The president of Brazil vowed to reduce the country's carbon emissions significantly in a speech to the United Nations Sunday. President Dilma Rousseff said the South American nation would cut greenhouse gas emissions by 37 percent by 2025 from 2005 levels.

Rousseff said Brazil planned to achieve its goal by revving up efforts to use renewable energy, including solar, wind and biomass. Authorities will also look to reforestation as a way to reduce emissions. The president already has pledged to restore some 12 million hectares (46,332 square miles) of forest, an area about the same size as Pennsylvania.

Surprising to many, Norway, a Scandinavian nation thousands of miles from Brazil, has been part of the country's reforestation effort. Norway is one of the largest donors to the effort as a country that earns much of its GDP in oil and gas production. Norwegian authorities pledged $1 billion to Brazil in 2008 for reforestation, and Brazil is set to receive the last $100 million of that money at a U.N. summit in December after reducing deforestation 75 percent.

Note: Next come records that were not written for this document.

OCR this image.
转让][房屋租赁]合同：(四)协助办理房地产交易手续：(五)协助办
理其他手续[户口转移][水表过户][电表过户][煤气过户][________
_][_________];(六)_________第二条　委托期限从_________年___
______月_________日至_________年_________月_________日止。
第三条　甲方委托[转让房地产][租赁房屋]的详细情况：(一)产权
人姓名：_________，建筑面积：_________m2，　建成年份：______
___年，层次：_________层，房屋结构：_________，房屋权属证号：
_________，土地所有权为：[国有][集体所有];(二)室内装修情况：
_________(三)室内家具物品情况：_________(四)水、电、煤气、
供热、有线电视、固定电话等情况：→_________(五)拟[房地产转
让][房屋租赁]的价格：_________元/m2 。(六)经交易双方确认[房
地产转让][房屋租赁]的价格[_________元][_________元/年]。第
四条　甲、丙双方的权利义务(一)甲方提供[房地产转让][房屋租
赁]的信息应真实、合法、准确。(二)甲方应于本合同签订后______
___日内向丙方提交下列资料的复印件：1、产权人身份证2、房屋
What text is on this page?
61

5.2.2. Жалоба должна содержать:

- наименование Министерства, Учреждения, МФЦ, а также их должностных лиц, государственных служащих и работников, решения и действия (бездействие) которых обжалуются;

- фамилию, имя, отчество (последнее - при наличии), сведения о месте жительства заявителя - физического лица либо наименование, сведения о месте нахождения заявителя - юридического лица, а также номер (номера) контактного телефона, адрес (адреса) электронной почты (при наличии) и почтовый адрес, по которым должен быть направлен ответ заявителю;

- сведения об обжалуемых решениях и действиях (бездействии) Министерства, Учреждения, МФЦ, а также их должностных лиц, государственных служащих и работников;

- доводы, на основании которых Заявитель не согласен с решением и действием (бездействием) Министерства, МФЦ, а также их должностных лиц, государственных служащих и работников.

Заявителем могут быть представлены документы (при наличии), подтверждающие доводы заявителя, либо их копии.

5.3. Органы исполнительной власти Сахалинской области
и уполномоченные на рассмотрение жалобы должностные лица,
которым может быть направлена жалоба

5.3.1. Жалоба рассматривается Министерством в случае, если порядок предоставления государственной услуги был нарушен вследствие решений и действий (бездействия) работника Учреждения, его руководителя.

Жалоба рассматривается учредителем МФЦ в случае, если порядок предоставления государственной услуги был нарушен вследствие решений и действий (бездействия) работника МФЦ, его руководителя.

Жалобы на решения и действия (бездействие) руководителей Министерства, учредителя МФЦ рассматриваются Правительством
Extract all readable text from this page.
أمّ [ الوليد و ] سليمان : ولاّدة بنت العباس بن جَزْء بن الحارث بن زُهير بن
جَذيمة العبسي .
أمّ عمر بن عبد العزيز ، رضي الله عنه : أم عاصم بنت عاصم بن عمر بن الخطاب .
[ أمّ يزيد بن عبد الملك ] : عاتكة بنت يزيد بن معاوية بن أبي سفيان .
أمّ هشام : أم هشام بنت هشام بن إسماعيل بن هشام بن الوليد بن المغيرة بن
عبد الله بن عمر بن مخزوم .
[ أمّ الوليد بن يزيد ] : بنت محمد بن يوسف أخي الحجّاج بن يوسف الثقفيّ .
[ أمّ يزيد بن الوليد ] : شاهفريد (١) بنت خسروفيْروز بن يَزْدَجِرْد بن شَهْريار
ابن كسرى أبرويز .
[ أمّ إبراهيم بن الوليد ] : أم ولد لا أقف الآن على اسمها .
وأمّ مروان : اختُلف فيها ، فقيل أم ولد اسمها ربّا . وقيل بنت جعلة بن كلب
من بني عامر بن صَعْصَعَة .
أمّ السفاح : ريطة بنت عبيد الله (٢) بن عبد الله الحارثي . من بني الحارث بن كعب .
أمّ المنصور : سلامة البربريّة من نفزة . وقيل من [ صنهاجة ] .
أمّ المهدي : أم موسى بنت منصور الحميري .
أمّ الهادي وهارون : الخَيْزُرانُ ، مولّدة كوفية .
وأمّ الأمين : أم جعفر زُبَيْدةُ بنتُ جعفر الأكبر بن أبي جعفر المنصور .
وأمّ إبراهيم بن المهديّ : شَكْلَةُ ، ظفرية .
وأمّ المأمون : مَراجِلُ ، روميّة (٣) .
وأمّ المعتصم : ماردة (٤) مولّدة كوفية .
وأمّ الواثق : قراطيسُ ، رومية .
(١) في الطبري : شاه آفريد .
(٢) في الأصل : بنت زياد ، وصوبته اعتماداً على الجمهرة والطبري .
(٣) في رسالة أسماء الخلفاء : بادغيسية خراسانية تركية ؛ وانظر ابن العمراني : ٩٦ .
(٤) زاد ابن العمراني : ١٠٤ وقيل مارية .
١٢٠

U.N. Secretary-General Ban Ki-moon said the two countries initiatives on climate change were an “outstanding example” of international collaboration.

The Brazilian president has made climate change one of her top priorities throughout her term. “As countries that are as vast as continents, we have this very important greenhouse gas emissions target,” said Rousseff after a meeting with President Barack Obama in June. “We attach a great deal of importance to reducing [deforestation] ... and we also wish to turn the page and engage in a clear-cut reforestation-oriented policy,” she said. 

Rousseff said the nation also hoped to reduce emissions by 43 percent by 2030.